Tuesday, June 2, 2009

Looking back

Every now an again, I enjoy looking back and waxing poetic.
Most people look back around the first of the year. Not me. That would be common and trite, both things I strive to avoid like the piggy pox.
So I'm looking back now.
As anyone in a five mile radius of me knows, this year has been a rough one.
I had my third baby, my Punkin' Butt, started a new job, watched my boys discover whole new worlds of dangerous and daring and demented play, and have lived with the damaged goods that is my husband.
I have euthanized my beloved Tequila (the dog, not the liquor), supported The Man through surgeries, lost jobs, and a boatload of smelly ten day old crap.
And I've found out that I'm a lot stronger than I ever realized.
Really! You don't believe me? okay. Here's proof.

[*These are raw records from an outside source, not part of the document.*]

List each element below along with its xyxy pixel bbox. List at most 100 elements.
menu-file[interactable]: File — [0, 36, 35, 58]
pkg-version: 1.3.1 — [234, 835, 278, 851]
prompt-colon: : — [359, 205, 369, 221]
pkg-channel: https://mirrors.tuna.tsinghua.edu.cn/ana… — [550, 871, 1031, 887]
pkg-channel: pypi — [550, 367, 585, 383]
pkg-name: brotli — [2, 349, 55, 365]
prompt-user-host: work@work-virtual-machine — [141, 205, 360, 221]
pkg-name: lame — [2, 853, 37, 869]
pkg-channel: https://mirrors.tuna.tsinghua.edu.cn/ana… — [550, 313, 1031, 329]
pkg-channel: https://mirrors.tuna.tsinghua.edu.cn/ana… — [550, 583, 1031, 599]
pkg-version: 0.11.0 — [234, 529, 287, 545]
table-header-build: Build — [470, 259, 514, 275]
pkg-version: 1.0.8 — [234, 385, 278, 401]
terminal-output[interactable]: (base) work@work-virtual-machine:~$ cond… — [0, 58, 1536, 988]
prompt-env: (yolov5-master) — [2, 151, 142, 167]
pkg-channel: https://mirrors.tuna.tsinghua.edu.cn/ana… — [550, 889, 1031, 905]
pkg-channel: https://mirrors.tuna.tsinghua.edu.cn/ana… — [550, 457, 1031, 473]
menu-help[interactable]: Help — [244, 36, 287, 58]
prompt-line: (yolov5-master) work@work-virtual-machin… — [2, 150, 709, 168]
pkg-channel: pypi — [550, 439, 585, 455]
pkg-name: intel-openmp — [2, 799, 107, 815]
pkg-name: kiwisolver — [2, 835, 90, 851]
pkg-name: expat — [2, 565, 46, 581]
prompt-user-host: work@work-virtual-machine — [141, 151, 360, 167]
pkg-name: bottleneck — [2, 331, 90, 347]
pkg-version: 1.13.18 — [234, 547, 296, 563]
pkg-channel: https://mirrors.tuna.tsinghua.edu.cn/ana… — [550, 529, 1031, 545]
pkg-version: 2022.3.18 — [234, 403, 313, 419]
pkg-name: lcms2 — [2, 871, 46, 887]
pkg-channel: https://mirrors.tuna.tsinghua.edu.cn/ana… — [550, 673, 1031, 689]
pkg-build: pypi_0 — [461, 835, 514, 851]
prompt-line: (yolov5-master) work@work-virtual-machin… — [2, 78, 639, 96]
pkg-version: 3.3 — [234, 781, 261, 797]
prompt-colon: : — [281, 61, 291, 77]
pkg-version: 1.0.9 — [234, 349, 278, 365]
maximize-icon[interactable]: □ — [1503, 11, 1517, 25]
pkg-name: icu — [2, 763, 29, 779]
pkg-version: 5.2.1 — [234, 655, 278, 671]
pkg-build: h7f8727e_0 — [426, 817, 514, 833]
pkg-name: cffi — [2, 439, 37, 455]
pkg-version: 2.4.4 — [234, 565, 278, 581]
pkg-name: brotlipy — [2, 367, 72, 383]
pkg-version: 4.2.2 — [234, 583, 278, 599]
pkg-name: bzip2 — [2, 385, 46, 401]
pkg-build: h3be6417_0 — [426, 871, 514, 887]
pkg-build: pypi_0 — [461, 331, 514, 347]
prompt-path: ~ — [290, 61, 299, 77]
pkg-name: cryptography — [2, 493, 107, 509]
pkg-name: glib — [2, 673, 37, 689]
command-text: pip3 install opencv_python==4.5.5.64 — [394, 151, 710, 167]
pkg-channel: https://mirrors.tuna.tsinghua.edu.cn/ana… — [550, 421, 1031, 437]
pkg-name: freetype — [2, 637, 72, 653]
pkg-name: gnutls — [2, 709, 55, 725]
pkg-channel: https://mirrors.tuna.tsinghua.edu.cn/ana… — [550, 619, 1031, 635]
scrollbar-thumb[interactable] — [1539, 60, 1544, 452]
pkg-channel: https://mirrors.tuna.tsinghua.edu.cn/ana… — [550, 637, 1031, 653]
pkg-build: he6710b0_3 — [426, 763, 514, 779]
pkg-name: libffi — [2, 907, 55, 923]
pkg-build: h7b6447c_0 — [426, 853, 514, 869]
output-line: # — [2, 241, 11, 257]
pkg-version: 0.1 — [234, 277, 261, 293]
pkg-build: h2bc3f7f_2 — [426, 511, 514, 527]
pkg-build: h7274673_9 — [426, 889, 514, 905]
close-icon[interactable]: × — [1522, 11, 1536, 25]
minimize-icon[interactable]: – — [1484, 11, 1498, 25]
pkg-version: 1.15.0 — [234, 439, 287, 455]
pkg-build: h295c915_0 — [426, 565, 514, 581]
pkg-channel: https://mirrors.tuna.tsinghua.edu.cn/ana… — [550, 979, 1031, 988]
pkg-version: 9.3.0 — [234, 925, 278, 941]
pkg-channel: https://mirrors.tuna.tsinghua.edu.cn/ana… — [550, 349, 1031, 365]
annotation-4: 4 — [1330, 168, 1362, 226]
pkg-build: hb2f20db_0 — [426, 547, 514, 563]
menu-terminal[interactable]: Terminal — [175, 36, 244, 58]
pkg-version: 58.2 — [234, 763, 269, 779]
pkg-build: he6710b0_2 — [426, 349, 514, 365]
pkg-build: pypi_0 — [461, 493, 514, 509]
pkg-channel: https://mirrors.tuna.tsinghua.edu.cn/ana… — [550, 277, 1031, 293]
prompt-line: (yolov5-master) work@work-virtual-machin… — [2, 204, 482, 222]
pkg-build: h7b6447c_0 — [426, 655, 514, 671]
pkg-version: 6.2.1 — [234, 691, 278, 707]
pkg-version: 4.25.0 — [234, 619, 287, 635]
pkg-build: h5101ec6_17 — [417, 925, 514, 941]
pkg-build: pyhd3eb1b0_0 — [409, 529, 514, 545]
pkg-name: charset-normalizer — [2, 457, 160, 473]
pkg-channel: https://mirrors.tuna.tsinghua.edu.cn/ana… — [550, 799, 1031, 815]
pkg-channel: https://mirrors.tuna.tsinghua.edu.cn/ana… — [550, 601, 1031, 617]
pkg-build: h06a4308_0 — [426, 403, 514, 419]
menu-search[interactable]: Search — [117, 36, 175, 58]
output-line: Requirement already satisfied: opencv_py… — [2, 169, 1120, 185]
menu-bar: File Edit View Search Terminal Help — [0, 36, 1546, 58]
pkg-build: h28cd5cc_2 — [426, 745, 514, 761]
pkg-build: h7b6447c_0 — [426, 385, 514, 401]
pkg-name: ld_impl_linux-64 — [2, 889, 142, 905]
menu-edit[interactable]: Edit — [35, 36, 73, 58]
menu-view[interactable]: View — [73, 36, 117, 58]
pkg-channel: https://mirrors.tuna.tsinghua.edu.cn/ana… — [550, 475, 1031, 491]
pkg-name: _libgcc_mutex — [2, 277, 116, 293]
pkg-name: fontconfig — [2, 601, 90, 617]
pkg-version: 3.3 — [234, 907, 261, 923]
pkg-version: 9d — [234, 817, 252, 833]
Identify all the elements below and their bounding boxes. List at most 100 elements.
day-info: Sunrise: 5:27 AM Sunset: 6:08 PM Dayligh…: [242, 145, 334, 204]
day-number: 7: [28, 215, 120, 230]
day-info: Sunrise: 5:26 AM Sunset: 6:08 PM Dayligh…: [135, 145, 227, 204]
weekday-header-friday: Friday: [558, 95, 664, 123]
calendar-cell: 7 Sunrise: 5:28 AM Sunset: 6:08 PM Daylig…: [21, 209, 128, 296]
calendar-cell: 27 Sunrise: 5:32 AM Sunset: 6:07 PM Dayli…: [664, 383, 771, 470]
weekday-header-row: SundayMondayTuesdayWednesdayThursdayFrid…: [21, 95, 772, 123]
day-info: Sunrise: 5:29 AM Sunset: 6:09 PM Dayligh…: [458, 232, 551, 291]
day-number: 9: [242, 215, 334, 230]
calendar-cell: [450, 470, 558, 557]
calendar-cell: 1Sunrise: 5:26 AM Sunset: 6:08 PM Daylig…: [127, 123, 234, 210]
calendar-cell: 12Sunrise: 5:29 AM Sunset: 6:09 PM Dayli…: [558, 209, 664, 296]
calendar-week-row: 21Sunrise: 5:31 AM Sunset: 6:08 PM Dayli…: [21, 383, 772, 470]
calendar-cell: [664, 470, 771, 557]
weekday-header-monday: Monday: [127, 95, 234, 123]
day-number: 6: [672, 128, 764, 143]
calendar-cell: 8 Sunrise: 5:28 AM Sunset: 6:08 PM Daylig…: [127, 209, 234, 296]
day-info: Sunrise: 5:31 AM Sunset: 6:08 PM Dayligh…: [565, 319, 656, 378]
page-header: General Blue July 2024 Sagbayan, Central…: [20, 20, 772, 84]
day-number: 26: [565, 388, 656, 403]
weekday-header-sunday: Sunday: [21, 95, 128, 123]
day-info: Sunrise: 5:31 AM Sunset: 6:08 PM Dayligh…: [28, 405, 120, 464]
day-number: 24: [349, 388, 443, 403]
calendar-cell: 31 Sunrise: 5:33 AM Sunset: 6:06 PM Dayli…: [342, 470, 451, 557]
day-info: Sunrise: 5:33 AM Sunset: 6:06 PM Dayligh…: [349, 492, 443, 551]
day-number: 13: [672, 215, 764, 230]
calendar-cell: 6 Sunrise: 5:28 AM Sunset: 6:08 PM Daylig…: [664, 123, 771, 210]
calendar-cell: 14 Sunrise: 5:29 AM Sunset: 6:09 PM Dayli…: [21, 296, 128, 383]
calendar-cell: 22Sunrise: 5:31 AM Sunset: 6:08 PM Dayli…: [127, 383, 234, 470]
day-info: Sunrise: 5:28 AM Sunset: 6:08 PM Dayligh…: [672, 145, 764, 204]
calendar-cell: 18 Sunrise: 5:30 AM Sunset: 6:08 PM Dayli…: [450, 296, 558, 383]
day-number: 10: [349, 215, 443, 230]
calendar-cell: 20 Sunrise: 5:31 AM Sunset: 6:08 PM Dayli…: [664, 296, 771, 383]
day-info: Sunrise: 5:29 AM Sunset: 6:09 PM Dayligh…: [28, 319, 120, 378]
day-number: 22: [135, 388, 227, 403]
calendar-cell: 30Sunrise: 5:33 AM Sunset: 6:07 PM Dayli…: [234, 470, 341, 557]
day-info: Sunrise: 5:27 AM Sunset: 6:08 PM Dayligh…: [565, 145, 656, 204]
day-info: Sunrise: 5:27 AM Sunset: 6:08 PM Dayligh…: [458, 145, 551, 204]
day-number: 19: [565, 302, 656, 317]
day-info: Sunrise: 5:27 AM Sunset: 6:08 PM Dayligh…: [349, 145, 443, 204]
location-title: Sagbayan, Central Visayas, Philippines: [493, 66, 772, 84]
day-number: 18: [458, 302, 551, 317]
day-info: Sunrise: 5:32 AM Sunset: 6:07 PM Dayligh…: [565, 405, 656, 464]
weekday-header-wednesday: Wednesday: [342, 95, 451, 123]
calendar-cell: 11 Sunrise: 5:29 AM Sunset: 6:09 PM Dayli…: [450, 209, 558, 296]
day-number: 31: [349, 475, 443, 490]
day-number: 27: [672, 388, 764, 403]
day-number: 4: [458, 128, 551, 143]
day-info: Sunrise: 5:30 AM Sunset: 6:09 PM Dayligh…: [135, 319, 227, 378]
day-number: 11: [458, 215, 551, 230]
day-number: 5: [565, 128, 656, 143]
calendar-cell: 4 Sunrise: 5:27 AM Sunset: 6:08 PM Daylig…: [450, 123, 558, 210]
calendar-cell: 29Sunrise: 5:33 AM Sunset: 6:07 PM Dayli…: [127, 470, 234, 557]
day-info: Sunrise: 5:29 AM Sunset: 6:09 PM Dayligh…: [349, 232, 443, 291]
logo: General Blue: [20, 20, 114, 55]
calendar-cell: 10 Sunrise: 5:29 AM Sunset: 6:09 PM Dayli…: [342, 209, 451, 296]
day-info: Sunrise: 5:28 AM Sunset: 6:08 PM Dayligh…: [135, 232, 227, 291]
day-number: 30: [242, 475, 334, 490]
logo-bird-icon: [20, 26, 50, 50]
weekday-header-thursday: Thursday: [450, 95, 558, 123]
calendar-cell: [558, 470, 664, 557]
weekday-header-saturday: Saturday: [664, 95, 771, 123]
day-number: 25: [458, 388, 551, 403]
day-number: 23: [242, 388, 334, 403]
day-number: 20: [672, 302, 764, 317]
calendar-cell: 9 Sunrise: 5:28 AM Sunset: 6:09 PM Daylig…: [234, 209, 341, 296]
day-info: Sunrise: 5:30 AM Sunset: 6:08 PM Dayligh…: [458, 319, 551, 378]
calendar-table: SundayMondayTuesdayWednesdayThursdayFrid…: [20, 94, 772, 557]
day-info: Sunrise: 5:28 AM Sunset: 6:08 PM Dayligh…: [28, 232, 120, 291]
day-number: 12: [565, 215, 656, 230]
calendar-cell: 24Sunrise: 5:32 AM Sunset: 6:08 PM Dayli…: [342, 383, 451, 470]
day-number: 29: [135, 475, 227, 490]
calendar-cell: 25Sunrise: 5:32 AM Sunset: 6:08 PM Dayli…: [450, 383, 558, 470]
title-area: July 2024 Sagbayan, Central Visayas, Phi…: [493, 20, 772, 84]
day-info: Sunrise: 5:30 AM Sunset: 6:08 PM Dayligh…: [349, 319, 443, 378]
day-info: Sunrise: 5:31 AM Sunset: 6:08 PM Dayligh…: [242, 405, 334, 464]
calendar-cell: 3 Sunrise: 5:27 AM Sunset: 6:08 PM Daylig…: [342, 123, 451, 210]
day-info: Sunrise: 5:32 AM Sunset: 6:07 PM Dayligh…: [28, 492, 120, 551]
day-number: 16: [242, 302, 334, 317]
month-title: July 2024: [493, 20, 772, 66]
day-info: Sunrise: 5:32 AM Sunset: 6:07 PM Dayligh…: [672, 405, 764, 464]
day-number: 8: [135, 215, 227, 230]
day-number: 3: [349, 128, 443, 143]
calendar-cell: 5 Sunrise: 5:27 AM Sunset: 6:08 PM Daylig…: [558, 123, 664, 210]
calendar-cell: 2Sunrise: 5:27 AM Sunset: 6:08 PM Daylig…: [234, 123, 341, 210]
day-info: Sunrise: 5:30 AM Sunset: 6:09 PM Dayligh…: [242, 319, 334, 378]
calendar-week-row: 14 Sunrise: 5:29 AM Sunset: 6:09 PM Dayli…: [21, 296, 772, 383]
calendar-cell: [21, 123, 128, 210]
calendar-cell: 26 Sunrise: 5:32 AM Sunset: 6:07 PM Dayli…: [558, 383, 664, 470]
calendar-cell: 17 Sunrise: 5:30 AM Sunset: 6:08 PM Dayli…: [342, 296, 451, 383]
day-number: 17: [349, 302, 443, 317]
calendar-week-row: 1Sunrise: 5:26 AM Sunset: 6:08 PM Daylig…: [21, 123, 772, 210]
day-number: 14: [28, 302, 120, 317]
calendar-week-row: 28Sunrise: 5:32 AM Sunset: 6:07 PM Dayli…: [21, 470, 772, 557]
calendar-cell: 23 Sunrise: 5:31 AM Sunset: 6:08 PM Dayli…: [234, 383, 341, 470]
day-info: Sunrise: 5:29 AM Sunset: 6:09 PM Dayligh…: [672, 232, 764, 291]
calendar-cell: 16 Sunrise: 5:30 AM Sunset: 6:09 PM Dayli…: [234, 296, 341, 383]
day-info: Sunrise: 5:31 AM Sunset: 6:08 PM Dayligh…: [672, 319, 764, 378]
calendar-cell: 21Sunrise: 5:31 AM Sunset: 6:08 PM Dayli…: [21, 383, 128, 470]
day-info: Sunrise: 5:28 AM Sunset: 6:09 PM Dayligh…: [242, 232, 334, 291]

I've stood at my husband's bedside right after the accident and made tacky hand jokes until he laughed so hard he cried. And I smiled while doing it, because that was what he needed.
I have watched him being wheeled into surgery four times and held firm that he was coming back to me an the heathens.
I have juggled three kids and work and appointments and care giving, albeit with a lot of help from my amazing Mama and smashing sister in law.
I have figured out how to pay bills when wages have been severely cut.
I have enrolled my oldest boy in school, loosening the apron strings just enough for him to take his first step into the real world.
I have cheered as my middle child potty trained, a task undertaken by The Man with determined vigor.
I have held little hands while Punk learned to walk and to run and to find freedom away from my arms.
I found a strength in myself that I'd only seen glimmers of before this last year.
I have learned about sacrifice and sanity and selflessness. I have also learned how to be selfish to maintain my sanity.
I have screamed and cried and raged, and I have went to the grocery store with red eyes because we were out of milk.
I have learned why "I Am Woman, Hear me Roar" is so true.
While i wouldn't relive this year for anything, I wouldn't trade it either.
Because it kicked my ass out of the last remnants of childhood and firmly into adulthood. And, while my ass hurts and my body is weary, I know that is where I am supposed to be.